We did initially try dedicating ruby processes to particular locales -- when we saw a big improvement we knew we were on the right track. Doing so permanently would be more difficult. To "follow the sun" we would need to shift capacity to Europe and Asia during some hours and back to the US in others.
Parallelizing memcache queries is difficult because we don't know ahead of time what translations will be required to render a page.
We /are/ only working with the most recently used strings. Strings not accessed in the last 4 days are not loaded.
I'm not sure what "denormalize locales" means exactly.
Sparkey is fast because the files end up in the filesystem cache and most of the work is done in C. Going through the dalli gem to grab the translations out of memcache causes a lot of temporary ruby objects to be created.
1. Have a database of rows which are say: translation_id, locale_id, translation_text
2. That is really a 2-D array, translation[translation_id][locale_id] = translation_text
3. Reshuffle to translation[locale_id][translation_id] = translation_text (note the swapping of the indexes)
4. Generate a map of page_url => [arary of tranlation IDs]. You can do this because the number of translation_ids of a given page doesn't change any faster than the translation_ids themselves.
5. Create an in-memory object of all the specific translation_ids for a specific page in a specific locale
For an implementation of 5 I think it'd be preferable to have one giant string that contains all the translation text in it and then a list/array of indices that you use to decide where in that one big string you pull your substring from. That might well be more memory efficient than many individual substrings (this is what they did to make HBase about 5x faster) and it'll definitely give you some cache locality goodness.
The point is to use the file system cache, so in the common case you're not hitting platter. I'm assuming all these machines do is serve tons of web pages, so the common case will be VERY common and you will almost never hit platter (e.g. only on a deployment of new strings).
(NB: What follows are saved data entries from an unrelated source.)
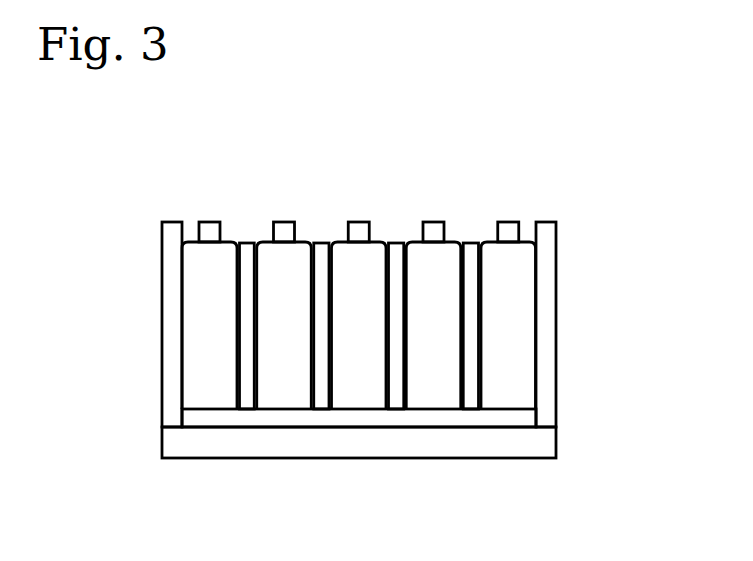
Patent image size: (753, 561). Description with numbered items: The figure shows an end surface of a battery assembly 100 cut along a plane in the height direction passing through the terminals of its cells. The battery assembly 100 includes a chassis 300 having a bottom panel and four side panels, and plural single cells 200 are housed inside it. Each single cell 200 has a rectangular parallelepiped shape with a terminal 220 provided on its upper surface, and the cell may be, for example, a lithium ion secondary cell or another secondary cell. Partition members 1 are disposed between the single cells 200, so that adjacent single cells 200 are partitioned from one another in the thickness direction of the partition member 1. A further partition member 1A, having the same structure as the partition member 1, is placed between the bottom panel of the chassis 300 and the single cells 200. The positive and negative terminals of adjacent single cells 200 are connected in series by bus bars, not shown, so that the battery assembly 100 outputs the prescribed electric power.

The battery assembly 100 is at (617, 182).
The single cell 200 is at (210, 411).
The terminal 220 is at (214, 222).
The partition member 1 is at (246, 403).
The partition member 1A is at (532, 418).
The chassis 300 is at (162, 345).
My intuition says that memcache is slower because of the extra process switching (and potential context switching). With their solution, you go from Ruby -> kernel in the common case. With the memcache solution, you have to go from Ruby -> kernel -> back to user space for memcache, EVERY time.
Also as far as I remember, using a local TCP socket isn't as fast as using a Unix socket or pipe. The network stack actually does a lot of stuff.
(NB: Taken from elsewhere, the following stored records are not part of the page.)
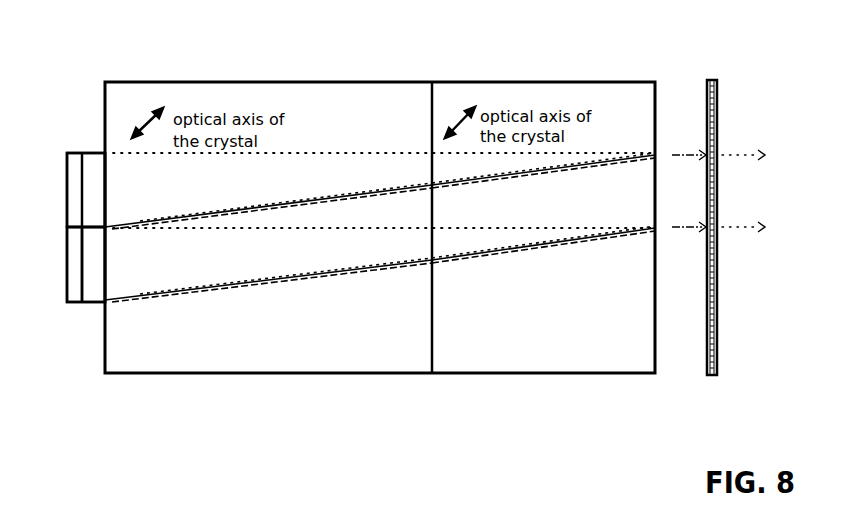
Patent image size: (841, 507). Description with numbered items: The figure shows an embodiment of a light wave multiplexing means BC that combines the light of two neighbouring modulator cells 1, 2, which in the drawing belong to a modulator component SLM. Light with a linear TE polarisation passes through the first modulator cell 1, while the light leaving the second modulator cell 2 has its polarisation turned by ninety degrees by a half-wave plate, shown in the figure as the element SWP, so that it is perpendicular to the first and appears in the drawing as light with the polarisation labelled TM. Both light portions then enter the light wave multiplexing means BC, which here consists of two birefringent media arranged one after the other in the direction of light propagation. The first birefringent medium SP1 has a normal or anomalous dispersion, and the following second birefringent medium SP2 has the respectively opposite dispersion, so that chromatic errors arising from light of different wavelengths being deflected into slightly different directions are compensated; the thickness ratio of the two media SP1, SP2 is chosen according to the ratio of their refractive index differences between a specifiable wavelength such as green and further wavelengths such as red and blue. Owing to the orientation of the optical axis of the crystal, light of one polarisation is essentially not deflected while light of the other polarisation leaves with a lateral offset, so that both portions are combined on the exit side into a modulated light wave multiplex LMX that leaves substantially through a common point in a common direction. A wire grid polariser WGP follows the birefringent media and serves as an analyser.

The first modulator cell 1 is at (72, 182).
The second modulator cell 2 is at (72, 278).
The spatial light modulator SLM is at (71, 367).
The structured wave plate (half-wave plate λ/2) SWP is at (88, 248).
The light wave multiplexing means BC is at (655, 68).
The first birefringent medium SP1 is at (362, 357).
The second birefringent medium SP2 is at (622, 287).
The TE polarisation TE is at (352, 153).
The TM polarised light beam TM is at (385, 268).
The polarisation means (wire grid polariser) WGP is at (717, 363).
The modulated light wave multiplex LMX is at (740, 228).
I like their solution a lot better. Fewer moving parts. Let the kernel manage the file system cache. The kernel knows how much physical memory you have and will aggressively use it. Memcache has no idea (AFAIK), and if you are too aggressive you could end up with page faults in the memcache process anyway.
Two memcached points:
1. You can run memcached over a unix socket.
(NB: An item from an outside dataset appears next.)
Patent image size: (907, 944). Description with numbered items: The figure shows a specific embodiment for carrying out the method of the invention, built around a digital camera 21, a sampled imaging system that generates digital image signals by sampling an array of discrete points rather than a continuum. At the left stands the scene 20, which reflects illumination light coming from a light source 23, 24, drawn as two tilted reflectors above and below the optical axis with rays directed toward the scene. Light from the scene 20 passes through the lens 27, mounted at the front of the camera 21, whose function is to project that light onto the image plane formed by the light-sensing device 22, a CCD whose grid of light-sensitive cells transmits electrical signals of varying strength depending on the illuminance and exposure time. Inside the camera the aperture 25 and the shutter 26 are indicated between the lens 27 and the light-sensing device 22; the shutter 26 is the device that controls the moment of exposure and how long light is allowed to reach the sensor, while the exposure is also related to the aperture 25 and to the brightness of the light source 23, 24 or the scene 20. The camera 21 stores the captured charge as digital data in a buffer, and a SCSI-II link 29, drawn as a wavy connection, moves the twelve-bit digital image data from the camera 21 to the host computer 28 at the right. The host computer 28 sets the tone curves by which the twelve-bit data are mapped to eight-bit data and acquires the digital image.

2. You can have it use locked memory so it will never page fault.
As others have noted, mmap is another option.
You don't control the process switching to memcached either. It's possible memcached will get descheduled, its data removed from L* caches, and your web server process will have to wait for it to be run again. With the FS cache solution you don't have that issue.
You could tune it (e.g. try to pin memcache to a dedicated core and pin web servers to other cores), but there are settings to tune FS cache behavior as well.
Same with mmap. The kernel can swap pages back to disk in that case too. It seems to boil down to the same thing, so not sure why people are so negative about using the file system. I bet you can write a test comparing serving data via mmap() vs via the file system and they will behave nearly identically.
Did they actually benchmark all possible options like shared memory or Sqlite or mysql memory engine (periodically backed)?
They say memcache (or redis) would have been slower because of network latency even over localhost. But did they benchmark.